Family Bank Board Chairman, Dr. Wilfred Kiboro also attributed the improved financial performance to an increase in non-interest income which grew 15 percent from the previous year and a 1.5 Billion shillings reduction in operating costs, translating to a 19 percent saving relative to the 2017 financial year.
The Bank’s deposits grew by 2.4 percent to hit 48.4 Billion shillings while the loan book remained largely steady, recording a growth of 1.5 percent to 4.1 Billion shillings. However, the quality of the loan book improved in the 2018 financial year with the lender posting a 17 percent reduction in loan loss provisions.
According to Dr.Kiboro, the lender’s growth strategy, pegged on innovation and providing value for customers, yielded great results in 2018.
In 2018, Family Bank is said to have invested heavily in revamping their PesaPap mobile application through enhanced features as well as the customer journey and experience.
“We have advanced over 1.2 billion shillings through the App since the launch of the mobile lending service in July 2018.,” Dr. Kiboro added.
In line with the global trend, Kenyan financial institutions have increasingly resorted to innovation in an attempt to boost revenues while reducing transaction costs. With the growth of mobile and online banking, banks have invested billions of shillings in revamping their technology platforms to meet the surge in demand for fintech services.
“We will continue to invest in our mobile and online banking capabilities to grow our business through increased lending and offering a superior customer experience,” added Dr. Kiboro.
Kenya’s banking industry has been grappling with a cap in the interest rate on loans imposed in 2016 in a move the government said was aimed at lowering the cost of credit to small and medium-size businesses. However, commercial lenders argue the interest cap has hurt borrowers and should be reviewed.
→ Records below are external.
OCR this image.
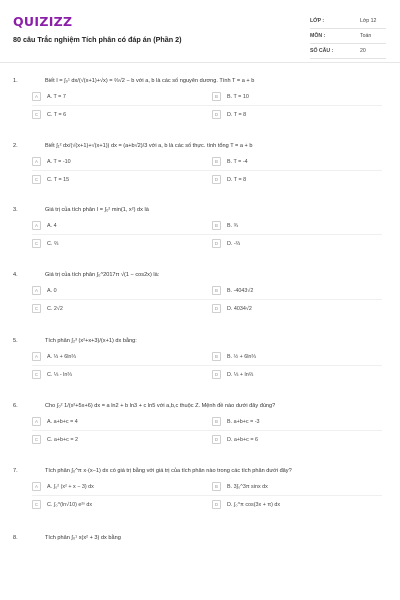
QUIZIZZ
80 câu Trắc nghiệm Tích phân có đáp án (Phần 2)
LỚP :	Lớp 12
MÔN :	Toán
SỐ CÂU :	20
1.	Biết I = ∫₀¹ dx/(√(x+1)+√x) = ⅔√2 − b với a, b là các số nguyên dương. Tính T = a + b
A	A. T = 7	B	B. T = 10
C	C. T = 6	D	D. T = 8
2.	Biết ∫₁² dx/(√(x+1)+√(x+1)) dx = (a+b√2)/3 với a, b là các số thực. tính tổng T = a + b
A	A. T = -10	B	B. T = -4
C	C. T = 15	D	D. T = 8
3.	Giá trị của tích phân I = ∫₀² min(1, x²) dx là
A	A. 4	B	B. ¾
C	C. ⅔	D	D. -⅔
4.	Giá trị của tích phân ∫₀^2017π √(1 − cos2x) là:
A	A. 0	B	B. -4043√2
C	C. 2√2	D	D. 4034√2
5.	Tích phân ∫₂³ (x²+x+3)/(x+1) dx bằng:
A	A. ⅓ + 6ln⅔	B	B. ½ + 6ln⅔
C	C. ⅓ - ln⅔	D	D. ⅓ + ln⅔
6.	Cho ∫₀² 1/(x²+5x+6) dx = a ln2 + b ln3 + c ln5 với a,b,c thuộc Z. Mệnh đề nào dưới đây đúng?
A	A. a+b+c = 4	B	B. a+b+c = -3
C	C. a+b+c = 2	D	D. a+b+c = 6
7.	Tích phân ∫₀^π x·(x−1) dx có giá trị bằng với giá trị của tích phân nào trong các tích phân dưới đây?
A	A. ∫₀² (x² + x − 3) dx	B	B. 3∫₀^3π sinx dx
C	C. ∫₀^(ln√10) e²ˣ dx	D	D. ∫₀^π cos(3x + π) dx
8.	Tích phân ∫₀¹ x(x² + 3) dx bằng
“We are optimistic about prospects for the banking industry even as discussions on the interest rate cap continue. In the same breath, we are optimistic about Family Bank’s growth prospects in 2019, has implemented strategies and measures that have already set us on a strong growth path. Our focus as a business going forward is to grow our revenue base while capitalizing on the exponential growth in mobile banking,” stated Dr. Kiboro.